In evangelical folklore, demons are said to be focussed on a specific task. For example, a woman who has an affair has a demon of promiscuity, or an executive who embezzles the employee retirement funds has a demon of greed. According to this story and other similar stories in the Gospels, that is not how demons work. Demons have one modus operandi, to disconnect us from our bodies and one another.
Where do we see this disconnection in our world today? In our own bodies, when we are overcome with fear and trauma, we can only think of diminishing our pain. We lash out in self-defence. We descend into self-loathing, caring less and less about what happens to our bodies. We withdraw from the world and those we love. Sadly, we may be sent away from those we love.
We separate from other bodies.

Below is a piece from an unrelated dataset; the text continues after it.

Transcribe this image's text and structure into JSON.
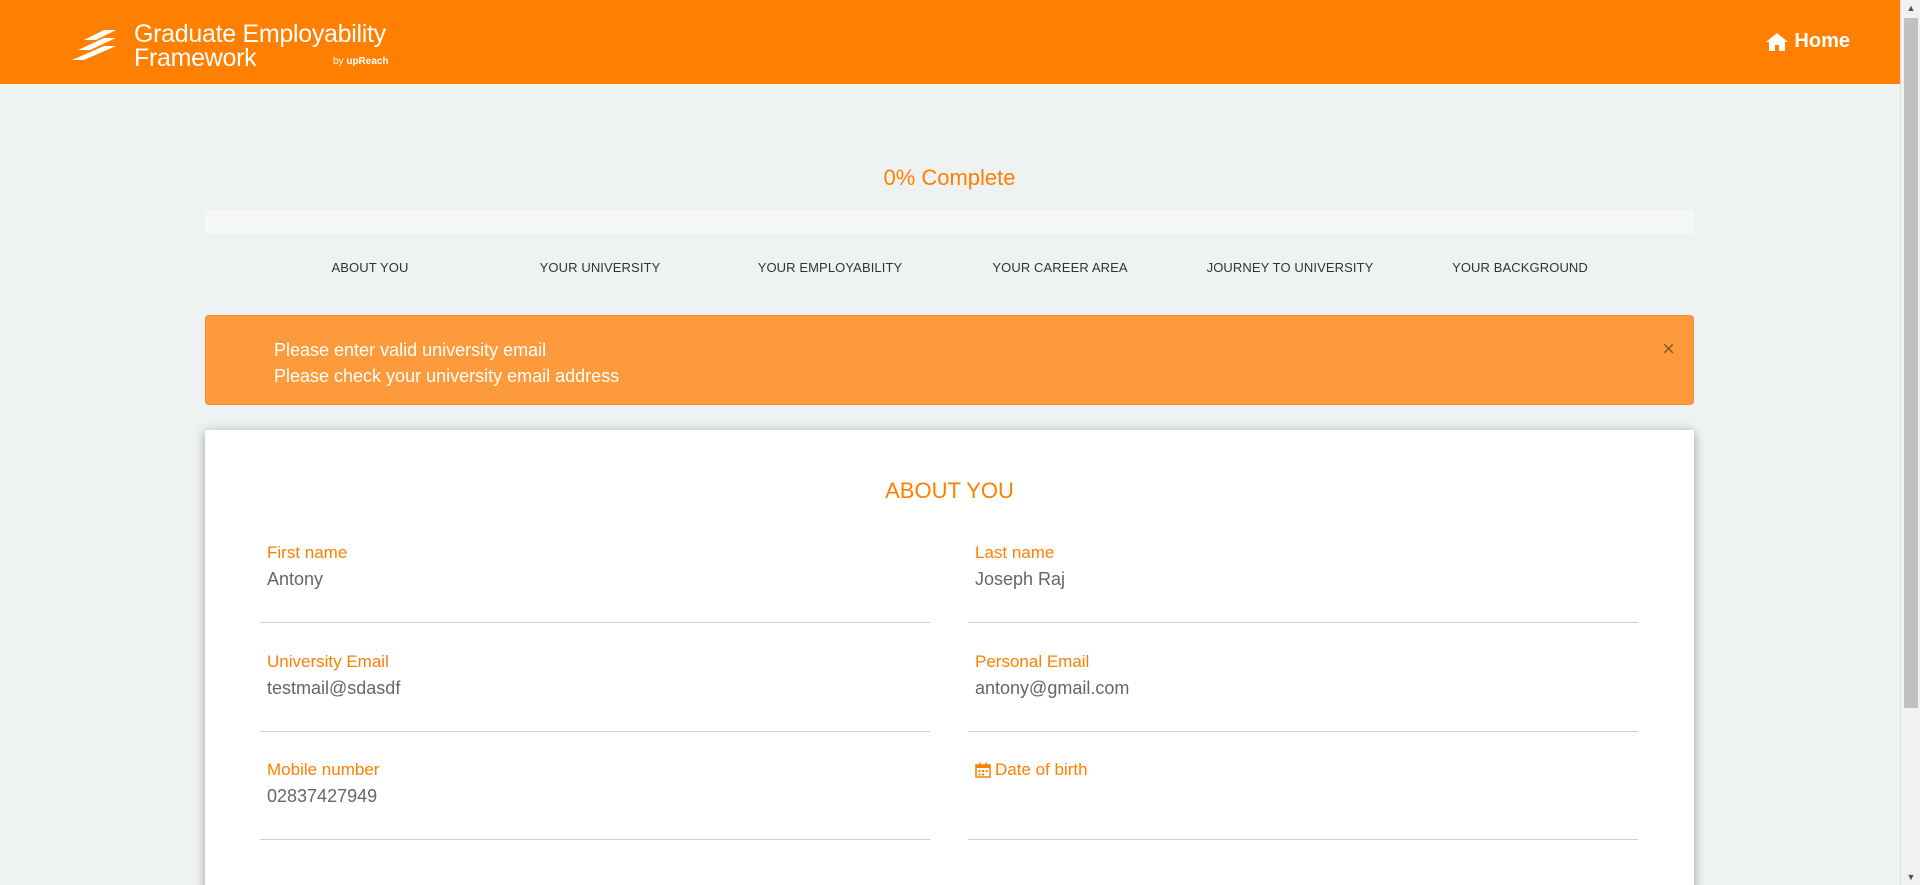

We create profiles of other bodies. One example is how violence against black bodies is justified by the claim that Black people do not experience pain in the same way as white people. We deny other bodies agency, assuming they are unable to make decisions for their own well-being. We make financial decisions for our elders without considering their wants and needs, for example.
If the devil is at the work of disconnecting us from bodies, what does that say about how God created us? It says we were made to be whole; mind, body, and spirit as one in the heart of God. We were made to be in community; together, not apart. We were made as part of an awesome creation, not apart or above it.
I never talk about demons, but I often speak of “the forces of this world”. You may define these forces as systems, like capitalism and white supremacy, or you may see them as spiritual forces, engaging in spiritual warfare for our souls. Maybe, you don’t see these as outside forces at all, but as being innate to human existence. To me, whether we create the forces of this world or they are part of a realm of powers and principalities, the impact on Creation is the same: To pit us against one another, to place many humans and all of Creation under the feet of a few, powerful humans. These are the forces Mary prophesies against when she sings:
His mercy is for those who fear him
from generation to generation.
He has shown strength with his arm;
he has scattered the proud in the thoughts of their hearts.
He has brought down the powerful from their thrones,
and lifted up the lowly;
he has filled the hungry with good things,
and sent the rich away empty. (Luke 1:50-53)
The one force that can scatter these forces is, of course, love. When we love others, love our bodies, love all of Creation, shifting the gaze of our love towards God and all that God loves, these forces can not take hold. When we are living in the heart of God, we love what God loves. We do not cast it away. We join with it. We fight for it. We protect it.